As a first step to transforming the school into a gender responsive school, FAWE-SS conducted a workshop from 15th - 19th March 2010 to bring all the stakeholders of the school together to consult and develop a common vision for the Gender Responsive School. The 45 participants (23 males and 22 females) who attended this workshop included representatives from the Government of Southern Sudan’s Ministry of Education, Science and Technology, the Ministry of Education for Eastern Equatorial (State, County and Payam levels), parents’ representatives, FAWE-SS Executive Committee members, and teachers and students at the school. Collective ownership and clarity of the desired GR School amongst the various stakeholders is a key element to the COE transformation process.
The workshop helped unveil the factors negatively affecting girls’ education in Torit County and at the John Garang Memorial School. These factors include the following:
• Girls are less valued than boys and are considered only as a source of dowry, which leads to early and forced marriage.
• Preference is given to boys' schooling in situations where families are forced by economic circumstance to make a choice.
• Negative cultural beliefs and gender stereotyping confine girls to domestic chores in the home, while boys are allowed and encouraged to go to school.
• Unsupportive home and community environments linked to domestic overload on girls, results in low enrolment and high drop outs.
• Lack of female role models within the communities reinforces the low value given to education in empowering girls and women. Communities erroneously think that girls become ‘spoiled’ when they go to school and end up abandoning their culture or falling pregnant.
• Long distances to schools raise parents’ concerns regarding their daughters’ safety.
• Most parents are not comfortable sending girls to co-educational schools with only male teachers
• Unfavorable school conditions, limited basic facilities such as proper sanitation facilities, gender-biased school management practices, absence of positive female teacher role models, harassment by male peers and teachers, and unsupportive teaching methods compound the situation.
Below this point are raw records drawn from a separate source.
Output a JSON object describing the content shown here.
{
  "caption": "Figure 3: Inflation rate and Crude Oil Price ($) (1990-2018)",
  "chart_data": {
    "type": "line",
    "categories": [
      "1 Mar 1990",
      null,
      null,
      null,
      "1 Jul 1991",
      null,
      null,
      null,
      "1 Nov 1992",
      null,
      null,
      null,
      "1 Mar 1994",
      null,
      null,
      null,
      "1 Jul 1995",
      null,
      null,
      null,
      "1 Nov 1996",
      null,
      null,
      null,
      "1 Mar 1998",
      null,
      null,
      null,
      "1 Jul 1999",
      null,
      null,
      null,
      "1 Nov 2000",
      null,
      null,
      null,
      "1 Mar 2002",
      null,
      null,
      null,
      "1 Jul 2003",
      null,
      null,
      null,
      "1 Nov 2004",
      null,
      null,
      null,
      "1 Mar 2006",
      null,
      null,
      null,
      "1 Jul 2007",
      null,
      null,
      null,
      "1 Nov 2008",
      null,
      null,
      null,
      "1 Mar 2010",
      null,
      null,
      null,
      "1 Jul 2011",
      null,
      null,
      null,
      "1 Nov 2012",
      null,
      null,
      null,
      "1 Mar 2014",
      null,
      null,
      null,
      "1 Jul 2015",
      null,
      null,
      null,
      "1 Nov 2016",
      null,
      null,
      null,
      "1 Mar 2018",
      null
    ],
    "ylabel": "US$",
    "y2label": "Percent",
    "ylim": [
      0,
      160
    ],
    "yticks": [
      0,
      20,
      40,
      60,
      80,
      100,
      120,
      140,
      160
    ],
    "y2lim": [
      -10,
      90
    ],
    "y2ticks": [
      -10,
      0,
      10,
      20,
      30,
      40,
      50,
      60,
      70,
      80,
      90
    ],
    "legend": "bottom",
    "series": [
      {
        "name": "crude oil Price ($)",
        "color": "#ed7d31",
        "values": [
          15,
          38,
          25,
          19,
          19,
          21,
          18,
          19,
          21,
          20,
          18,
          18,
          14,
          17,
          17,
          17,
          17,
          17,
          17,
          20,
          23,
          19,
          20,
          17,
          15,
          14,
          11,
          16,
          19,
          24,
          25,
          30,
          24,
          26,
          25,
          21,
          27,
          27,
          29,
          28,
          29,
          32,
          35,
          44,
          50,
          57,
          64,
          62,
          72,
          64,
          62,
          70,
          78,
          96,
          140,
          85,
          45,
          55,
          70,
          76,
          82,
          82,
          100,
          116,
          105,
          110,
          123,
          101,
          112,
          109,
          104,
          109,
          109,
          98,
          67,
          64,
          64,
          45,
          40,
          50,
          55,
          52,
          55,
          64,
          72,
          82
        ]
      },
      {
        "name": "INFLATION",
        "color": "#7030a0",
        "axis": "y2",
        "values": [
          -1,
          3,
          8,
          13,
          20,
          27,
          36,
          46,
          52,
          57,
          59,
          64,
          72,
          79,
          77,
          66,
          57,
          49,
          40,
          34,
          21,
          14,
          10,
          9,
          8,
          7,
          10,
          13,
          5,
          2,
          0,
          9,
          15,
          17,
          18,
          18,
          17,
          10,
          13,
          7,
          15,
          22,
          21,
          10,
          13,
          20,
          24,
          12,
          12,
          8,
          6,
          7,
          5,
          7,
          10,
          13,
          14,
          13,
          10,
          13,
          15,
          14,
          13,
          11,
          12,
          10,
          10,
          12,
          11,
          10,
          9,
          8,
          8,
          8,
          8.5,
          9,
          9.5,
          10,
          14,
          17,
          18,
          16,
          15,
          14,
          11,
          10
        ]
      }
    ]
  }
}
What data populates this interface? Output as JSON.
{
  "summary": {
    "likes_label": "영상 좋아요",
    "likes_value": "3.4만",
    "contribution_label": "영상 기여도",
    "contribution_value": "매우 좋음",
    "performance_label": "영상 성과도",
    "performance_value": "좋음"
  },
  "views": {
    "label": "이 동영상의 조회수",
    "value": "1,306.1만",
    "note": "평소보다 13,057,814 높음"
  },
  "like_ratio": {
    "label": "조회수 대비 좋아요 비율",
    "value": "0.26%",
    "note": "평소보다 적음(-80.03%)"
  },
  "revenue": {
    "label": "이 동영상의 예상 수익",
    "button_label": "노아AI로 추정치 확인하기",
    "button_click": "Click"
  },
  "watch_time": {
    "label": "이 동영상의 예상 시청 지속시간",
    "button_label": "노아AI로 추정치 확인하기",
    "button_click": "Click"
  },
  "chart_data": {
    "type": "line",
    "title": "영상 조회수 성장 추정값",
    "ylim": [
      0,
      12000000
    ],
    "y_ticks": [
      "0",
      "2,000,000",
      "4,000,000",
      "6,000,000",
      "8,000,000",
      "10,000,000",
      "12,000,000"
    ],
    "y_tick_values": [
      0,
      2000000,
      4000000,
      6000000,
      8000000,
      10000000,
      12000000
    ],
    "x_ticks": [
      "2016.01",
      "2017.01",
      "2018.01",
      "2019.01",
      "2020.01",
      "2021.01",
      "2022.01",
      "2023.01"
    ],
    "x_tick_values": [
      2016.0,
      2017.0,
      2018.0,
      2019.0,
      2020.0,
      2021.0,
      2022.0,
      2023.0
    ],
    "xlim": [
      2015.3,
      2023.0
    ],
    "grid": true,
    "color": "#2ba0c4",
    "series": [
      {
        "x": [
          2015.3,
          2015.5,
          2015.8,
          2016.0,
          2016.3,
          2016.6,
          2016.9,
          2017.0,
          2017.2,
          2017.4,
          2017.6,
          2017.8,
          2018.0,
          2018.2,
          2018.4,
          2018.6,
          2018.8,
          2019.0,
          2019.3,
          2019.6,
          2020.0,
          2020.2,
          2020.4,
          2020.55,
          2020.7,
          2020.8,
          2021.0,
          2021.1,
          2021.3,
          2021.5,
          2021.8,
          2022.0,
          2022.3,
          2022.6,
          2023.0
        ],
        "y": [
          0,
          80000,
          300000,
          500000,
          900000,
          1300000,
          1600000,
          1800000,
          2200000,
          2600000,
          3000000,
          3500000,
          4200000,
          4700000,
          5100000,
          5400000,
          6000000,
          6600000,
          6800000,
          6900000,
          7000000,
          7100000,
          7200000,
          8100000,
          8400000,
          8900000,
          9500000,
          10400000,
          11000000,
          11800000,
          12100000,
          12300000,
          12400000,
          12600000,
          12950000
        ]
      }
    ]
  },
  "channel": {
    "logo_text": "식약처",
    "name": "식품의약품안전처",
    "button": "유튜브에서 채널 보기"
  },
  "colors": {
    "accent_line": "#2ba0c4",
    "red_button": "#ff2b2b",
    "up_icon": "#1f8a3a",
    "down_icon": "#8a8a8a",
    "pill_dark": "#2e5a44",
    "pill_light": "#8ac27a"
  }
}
Gender-biased pedagogy tends to favor boys.
• Lack of accessibility to learning spaces during the rainy season also contributes to girls' retention at home by parents.
At the conclusion of the workshop, the stakeholders of the school (SMOE, PTA, the school, and FAWE-SS) agreed to work collaboratively to transform the John Garang Basic School into a gender-responsive school to ensure the retention and improved performance of both girls and boys. The Vision Workshop culminated in the following proposed solutions and commitments:
• Training teachers and the school management on Gender-Responsiveness.
• Empowering both boys and girls for self confidence and assertiveness so that they are better able to speak and advocate for their rights.
• Creating awareness about the importance of education and the dangers of early and forced marriage
• Lobbying for by-laws to protect the girls
• Establishing a scholarship program for disadvantaged girls and boys
• Setting up guidance and counseling desks for the students
• Providing comfort kits and comfort corners for the girls
• Lobbying for boarding facilities for the students
FAWE-SS underscored its plan to train teachers and state trainers on GRP and to conduct an empowerment program for boys and girls during the month of May 2010. The stakeholders agreed to work with FAWE-SS in the transformation process and each committed to taking a specific action. All these commitments were compiled into an action plan which will be revisited periodically.
This is an example of how FAWE operates in the countries in which it has National Chapters. In particular, FAWE uses data to assess the situation, consults with beneficiaries and stakeholders to identify the reasons for the situation, fosters involvement and commitment from everyone involved in the process to bring about the necessary transformation, and shares successful experiences through advocacy so that governments, partners and stakeholders can make corrective decisions.